フランシス・ハ (2012):映画短評
フランシス・ハ (2012)ライター6人の平均評価: 3.7
夢を見続けるのは自由だけれど…
今風に言うならば“こじらせ女子N.Y.版“といったところか。ダンサーを夢見るヒロインのフランシスは、志こそ高けれどイマイチ行動が伴わず、もはや決して若くはないのに仕事も恋愛も友情も全てが宙ぶらりん。しかも、自覚症状が限りなくゼロの能天気ときたからイタ過ぎる。
そんなピーターパン症候群的な彼女が、いい加減にダメな自分自身と向き合い、やがて現実との折り合いをつけるまでを描くわけだが、人生のほろ苦さを楽天的なユーモアとお洒落なモノクロ映像で包み込んだ心地よさが秀逸だ。
なんとなくノリ的に向こうで話題の女性ドラマ「GIRLS」っぽいと思ったら、アダム・ドライバーがこちらにも出ていて妙に納得した。
原点回帰というよりアマチュアごっこ。
女子ふたりがフザケあうモノクロの画面にジョルジュ・ドルリューの音楽。溢れる台詞を断ち切るように次のシーンへと移るリズム。トリュフォーやゴダール、ウディ・アレンへのトリビュートがそのまますぎて、いささか恥ずかしくなってくる。いや、数シーンだけなら映画史への目配せとして許せるが、全編そうなのだ。ノア・バームバックはウェス・アンダースン映画や『マダガスカル3』の脚本作含めて嫌いじゃない。しかしこれは何本も監督作のある作家がモノする映画ではないぞ、というのが正直なところ(好きな人が多いのも判るんだけど)。夢と親友(多分にレズ的)を諦めきれない女性を“痛く”描く、というのもいささか古いな。
地に足を付けた、笑えないのに笑える快作
今風に言うと“イタ過ぎる女子”の話。こういうドラマを、ケレンなく描けるのがノア・バームバックの強みで、“イタタ”と思う一方で笑いながら見ることができる。
“友達ならわかってくれる”という女友達への過大な期待や、それを見せまいとする強がりなど、依存と見得が交錯する女性の友情のかたち。リアルかどうかは男なので何とも言えない、少なくとも映画の中では真実味があり、それゆえの“イタタ”が生じる。

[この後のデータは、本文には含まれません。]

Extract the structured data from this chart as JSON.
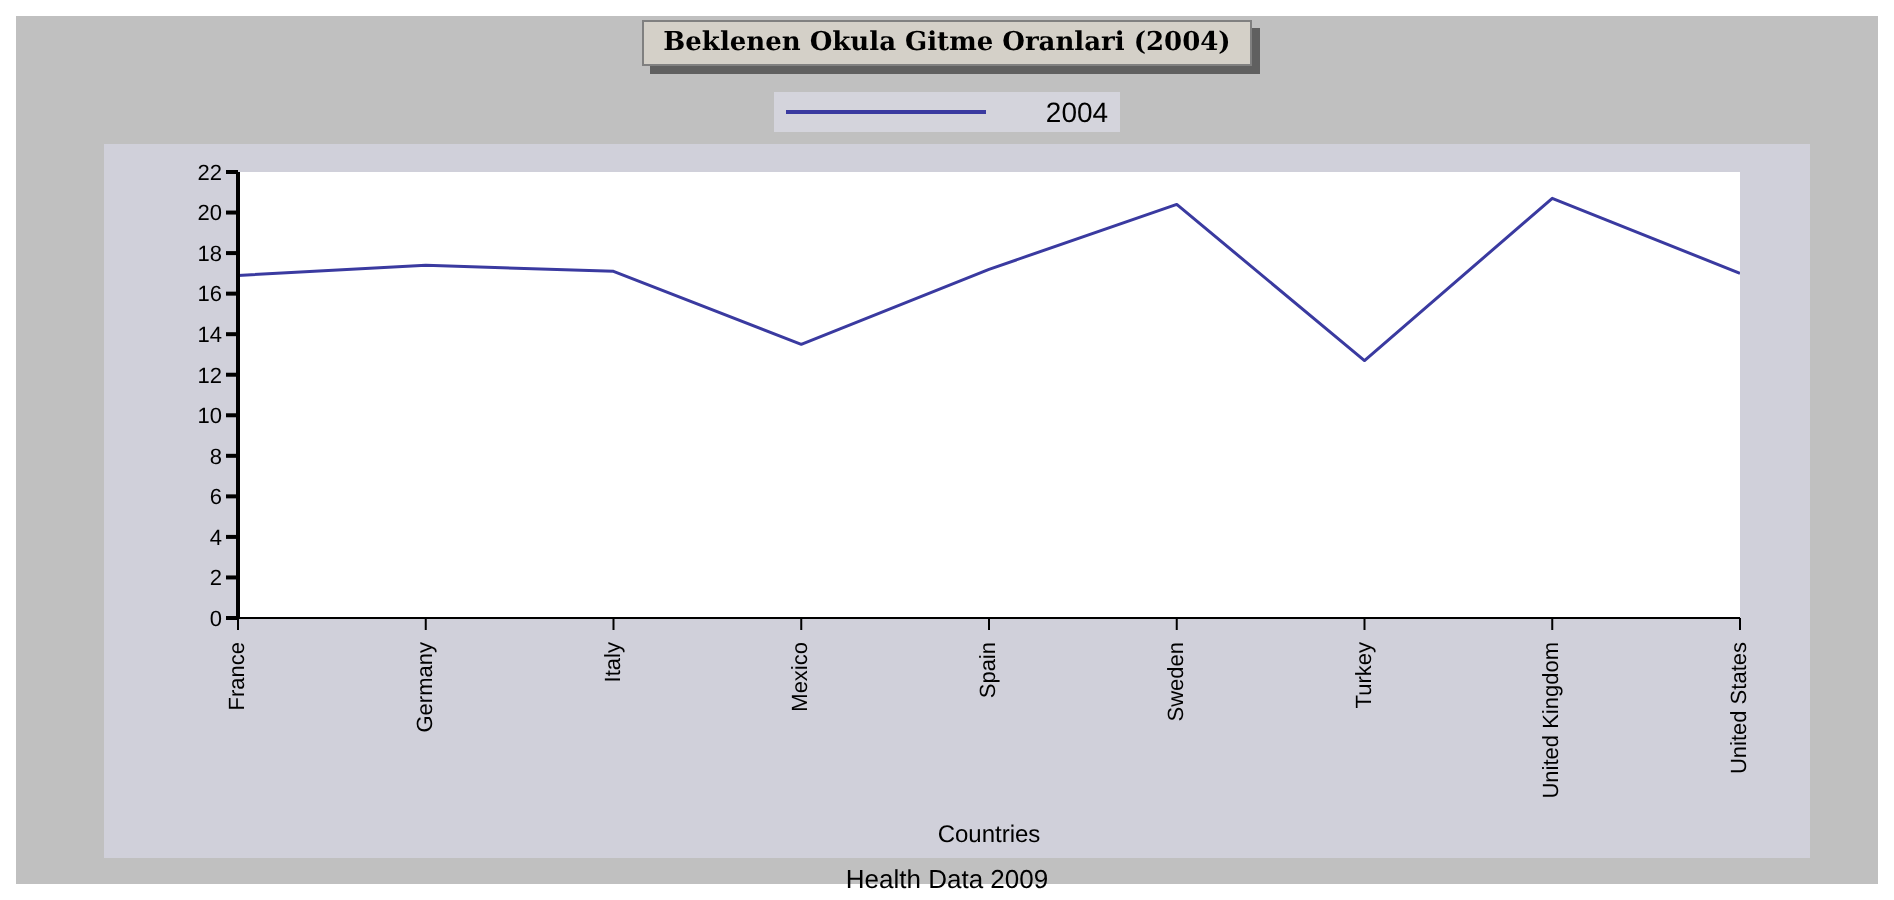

そんなドラマに説得力をあたえているのがNYのストリートを活写した屋外撮影。イタ過ぎる女子も、ここでははつらつと映える。地に足の着いた映画とは、こういう作品のことを言うのだろう。
ミレニアル世代の『アニー・ホール』が誕生!
ダメ人間を見ると近親憎悪を感じるが、この主人公フランシスは大好き。27歳なのに仕事も恋人も家賃を払う金もなく、自立した親友に置き去られ後のグダグダっぷり。理屈をこねては身勝手に振る舞い、自虐的ギャグを爆裂させたり、親友のブログをストーカー的に読んだり。『アニー・ホール』でウディ・アレンが演じたコメディアンに通じる痛さが笑える。しかもこの危うい感じが放っておけないというか、チャーミングに見えてくるから不思議。脚本を執筆し、主演グレタ・ガーウィッグのとぼけた雰囲気もプラスになったね。フランシスはここしばらく“いかにして生きるべきか”を模索するミレニアル世代の新ミューズとなりそうな予感。
ちょびっとオトナの「ありのまま」
モノクロームはW・アレン『マンハッタン』経由、トリュフォー映画のG・ドルリューに、カラックス『汚れた血』と同じD・ボウイの「モダン・ラブ」……など「キメすぎて恥ずかしいわ!」とツッコミたくなる引用元の嵐だが(笑)、意外に嫌味なく愛敬のある楽しい快作。それは主演と共同脚本を兼ねるG・ガーウィグの「女子の本音」が生々しいからだろう。
女子映画のリアリティについて筆者が語っても説得力ナシだが、しかし『ゴーストワールド』(01年)の自意識をこじらせた地方10代女子が、上京組のアラサーへとスライドしたような印象を持ったのは確か。そして恋愛よりも友愛、身の丈主義な自分探しの旅は『アナ雪』的でもあるのだ!
デヴィッド・ボウイの「モダン・ラヴ」も流れる
27歳の主人公が「自分がもっとも望み、そのため努力してきたことは、実現できない」という事態に直面し、あれこれと抵抗し、やがてそれを認めて、次の一歩を踏み出す。そういう映画は多いが、本作が素晴らしいのは、このテーマを正面から描きつつ、どこまでも爽やかで軽やかなこと。
画面に、主人公が泣くところを映さない。主人公が激怒するところを映さない。けれども、そんなことは観客にはちゃんと伝わる。生活の中心が恋愛ではない人間もいることを、自然に描いているのもいい。
映像は、明度の差を抑えた、柔らかな明るいモノクローム。観客は、映像を自分の好きな色調に変換して見ることが出来る。